- Born: Lee H. Rose July 20, 1955 (age 70) Cleveland, Ohio
- Known for: Lighting Design

= Lee Rose (lighting designer) =

American lighting designer

Lee Rose (born July 30, 1955) is an American lighting designer working in such fields as film, television, stage, and concerts.

==Career==
Lee Rose began his career as a lighting technician and designer in a theatre, working with both stage theatre and dance lighting design. During the mid-1970s, Rose also began working as a lighting designer and technician for rock concerts. His first major concert was the design of the lighting for the band Atlantis Philharmonic, which opened for Styx in 1974. Rose remained on the road for ten years, touring with various groups until 1984. That year, Rose started a TV/film lighting design company called "Ocean, Rose & Associates" with fellow lighting designer Richard Ocean.

===Television===
Roses' first work with "Ocean, Rose & Associates" production was the lighting design for the 1st Annual Black Gold Awards in September 1984, produced by Dick Clark Productions. Following their success with this performance, Dick Clark Productions hired the firm to design the lighting for New Years Rockin’ Eve and the Golden Globe Awards. Rose has remained the lighting designer for New Years Rockin' Eve since his debut in 1985, over a span of more than 30 years. During that time Rose has also served as lighting designer for other awards shows including the Golden Gods, the 2011 Daytime Emmy Awards, the American Latino Media Arts Awards, the Clio Awards, and the Soap Opera Digest Awards.
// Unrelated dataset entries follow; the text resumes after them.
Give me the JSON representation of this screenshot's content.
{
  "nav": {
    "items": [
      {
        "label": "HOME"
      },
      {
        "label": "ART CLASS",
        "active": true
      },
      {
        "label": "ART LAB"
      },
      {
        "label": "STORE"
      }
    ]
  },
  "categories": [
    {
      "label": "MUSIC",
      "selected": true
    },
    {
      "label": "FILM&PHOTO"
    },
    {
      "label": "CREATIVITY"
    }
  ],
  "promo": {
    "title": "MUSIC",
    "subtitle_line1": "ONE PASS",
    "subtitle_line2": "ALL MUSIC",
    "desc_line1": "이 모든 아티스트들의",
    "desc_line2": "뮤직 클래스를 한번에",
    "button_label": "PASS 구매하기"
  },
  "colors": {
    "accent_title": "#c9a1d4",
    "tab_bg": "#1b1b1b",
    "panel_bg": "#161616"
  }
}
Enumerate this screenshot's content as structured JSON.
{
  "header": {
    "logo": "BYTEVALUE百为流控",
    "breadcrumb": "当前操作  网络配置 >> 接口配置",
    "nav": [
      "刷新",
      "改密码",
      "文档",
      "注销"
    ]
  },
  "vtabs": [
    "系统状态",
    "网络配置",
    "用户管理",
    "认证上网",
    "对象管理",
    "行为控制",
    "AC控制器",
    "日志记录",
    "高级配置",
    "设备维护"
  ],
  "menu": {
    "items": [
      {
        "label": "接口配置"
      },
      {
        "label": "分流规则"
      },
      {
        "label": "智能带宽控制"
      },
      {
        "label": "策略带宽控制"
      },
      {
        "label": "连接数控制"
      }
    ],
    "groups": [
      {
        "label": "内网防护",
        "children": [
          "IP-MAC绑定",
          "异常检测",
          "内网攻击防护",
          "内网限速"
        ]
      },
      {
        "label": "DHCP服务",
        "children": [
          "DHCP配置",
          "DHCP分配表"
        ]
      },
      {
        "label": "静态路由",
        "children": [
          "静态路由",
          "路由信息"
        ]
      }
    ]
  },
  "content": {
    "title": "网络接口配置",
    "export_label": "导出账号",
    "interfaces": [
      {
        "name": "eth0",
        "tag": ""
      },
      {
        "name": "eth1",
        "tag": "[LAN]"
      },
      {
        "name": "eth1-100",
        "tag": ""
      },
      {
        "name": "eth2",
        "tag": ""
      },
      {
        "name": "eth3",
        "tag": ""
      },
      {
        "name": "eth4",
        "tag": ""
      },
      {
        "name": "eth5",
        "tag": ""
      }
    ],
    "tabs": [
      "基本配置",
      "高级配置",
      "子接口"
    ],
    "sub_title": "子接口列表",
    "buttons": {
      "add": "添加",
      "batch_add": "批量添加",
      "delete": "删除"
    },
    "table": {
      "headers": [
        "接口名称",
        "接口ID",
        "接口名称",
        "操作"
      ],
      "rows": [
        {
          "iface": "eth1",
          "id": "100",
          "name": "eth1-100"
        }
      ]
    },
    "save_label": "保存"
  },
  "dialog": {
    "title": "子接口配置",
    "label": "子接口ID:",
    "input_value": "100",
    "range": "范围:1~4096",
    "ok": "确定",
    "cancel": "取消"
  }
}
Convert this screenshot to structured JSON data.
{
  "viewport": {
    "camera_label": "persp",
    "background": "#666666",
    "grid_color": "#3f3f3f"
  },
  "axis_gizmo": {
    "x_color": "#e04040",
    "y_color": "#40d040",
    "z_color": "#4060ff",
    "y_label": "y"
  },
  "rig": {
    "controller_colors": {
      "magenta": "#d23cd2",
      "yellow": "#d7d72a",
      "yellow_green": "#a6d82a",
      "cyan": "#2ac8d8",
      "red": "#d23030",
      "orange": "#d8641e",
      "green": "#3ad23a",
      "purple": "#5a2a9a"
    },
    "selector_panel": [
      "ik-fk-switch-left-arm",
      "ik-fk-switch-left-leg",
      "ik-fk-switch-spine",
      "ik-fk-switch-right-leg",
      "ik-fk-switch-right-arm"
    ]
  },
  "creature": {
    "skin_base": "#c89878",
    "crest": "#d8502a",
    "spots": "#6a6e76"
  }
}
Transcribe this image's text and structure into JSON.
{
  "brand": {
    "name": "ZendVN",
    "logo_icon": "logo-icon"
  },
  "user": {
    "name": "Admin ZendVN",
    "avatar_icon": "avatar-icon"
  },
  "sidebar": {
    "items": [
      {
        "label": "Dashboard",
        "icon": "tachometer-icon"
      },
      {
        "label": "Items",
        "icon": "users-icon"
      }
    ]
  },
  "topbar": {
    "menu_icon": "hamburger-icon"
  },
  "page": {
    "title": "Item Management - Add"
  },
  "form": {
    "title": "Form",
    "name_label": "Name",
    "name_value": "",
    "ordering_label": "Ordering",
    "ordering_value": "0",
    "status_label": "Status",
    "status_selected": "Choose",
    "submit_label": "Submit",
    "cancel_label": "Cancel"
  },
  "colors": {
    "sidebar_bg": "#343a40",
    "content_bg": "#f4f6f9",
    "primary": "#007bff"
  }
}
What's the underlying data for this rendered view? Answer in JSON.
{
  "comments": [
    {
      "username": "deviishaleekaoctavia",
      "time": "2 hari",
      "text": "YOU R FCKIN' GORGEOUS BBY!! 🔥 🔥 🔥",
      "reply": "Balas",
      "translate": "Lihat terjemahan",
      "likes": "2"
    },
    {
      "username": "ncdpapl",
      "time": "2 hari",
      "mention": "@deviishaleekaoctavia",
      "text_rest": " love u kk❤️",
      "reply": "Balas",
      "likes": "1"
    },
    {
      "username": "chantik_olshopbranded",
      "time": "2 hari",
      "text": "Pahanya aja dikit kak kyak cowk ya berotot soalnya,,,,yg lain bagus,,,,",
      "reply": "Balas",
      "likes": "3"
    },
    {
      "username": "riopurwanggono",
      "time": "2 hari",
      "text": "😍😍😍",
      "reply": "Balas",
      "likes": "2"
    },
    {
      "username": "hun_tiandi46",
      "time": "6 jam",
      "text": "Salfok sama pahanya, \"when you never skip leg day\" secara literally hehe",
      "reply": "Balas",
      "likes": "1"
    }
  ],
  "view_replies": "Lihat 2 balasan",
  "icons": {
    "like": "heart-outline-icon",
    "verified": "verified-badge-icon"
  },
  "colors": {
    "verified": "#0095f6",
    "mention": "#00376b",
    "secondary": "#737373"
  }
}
Rose has served as lighting designer for Jerry Lewis Muscular Dystrophy Association (MDA) Labor Day Telethon TV events, as well as contributing to such TV programs as the Disney Channel Games, YAMMA Pit Fighting, Live! With Kelly and Michael, Walt Disney World Christmas Day Parade, We Got to Do Better, Sit Down Comedy with David Steinberg, The Naked Trucker and T-Bones Show, Larry King Live, Last Comic Standing, Greed, Your Big Break, the Keenen Ivory Wayans show, as well as sporting events for the first thirteen official events of the UFC in the mid-1990s. He was also lighting designer on the films Southland Tales, Bringing Down the House, Vanilla Sky, and Almost Famous. His work for the movies Almost Famous and Vanilla Sky, with director of photography John Toll, was covered by American Cinematographer magazine, which praised his lighting design for helping the to bring a feeling of reality to complex indoor scenarios.

Rose has served as lighting director for television broadcasts including Chelsea Lately, Tosh.0, Nick Cannon: Mr. Show Biz, Eddie Griffin: You Can Tell 'Em I Said It!, Dogg After Dark, the Wayne Brady Show, D.C. Follies, and Zoobilee Zoo. He has also served as a cinematographer on television show Christopher Titus: Neverlution.

==Later concerts==
Rose recorded a concert film of the Phil Collins show at the Royal Albert Hall in 1985. Additional concerts that Rose filmed include Iron Maiden, Jimmy Buffett, The Hooters, Van Halen, American Bandstand, Gloria Estefan, Roy Orbison, and Garth Brooks.

==Honors==
Rose has been nominated for two Emmy Awards for concert collaborations with Yanni: nomination for "Outstanding Individual Achievement in Lighting Direction (electronic) for a Drama Series, Variety Series, Miniseries, or Movie" in 1994 for his work on Yanni Live at the Acropolis and nomination for "Outstanding Lighting Direction (electronic) for a Drama Series, Variety Series, Miniseries, or Movie" in 1998 for his work on Yannis' Tribute. In 1997, Rose was named Lighting Dimensions' Lighting Designer of the Year.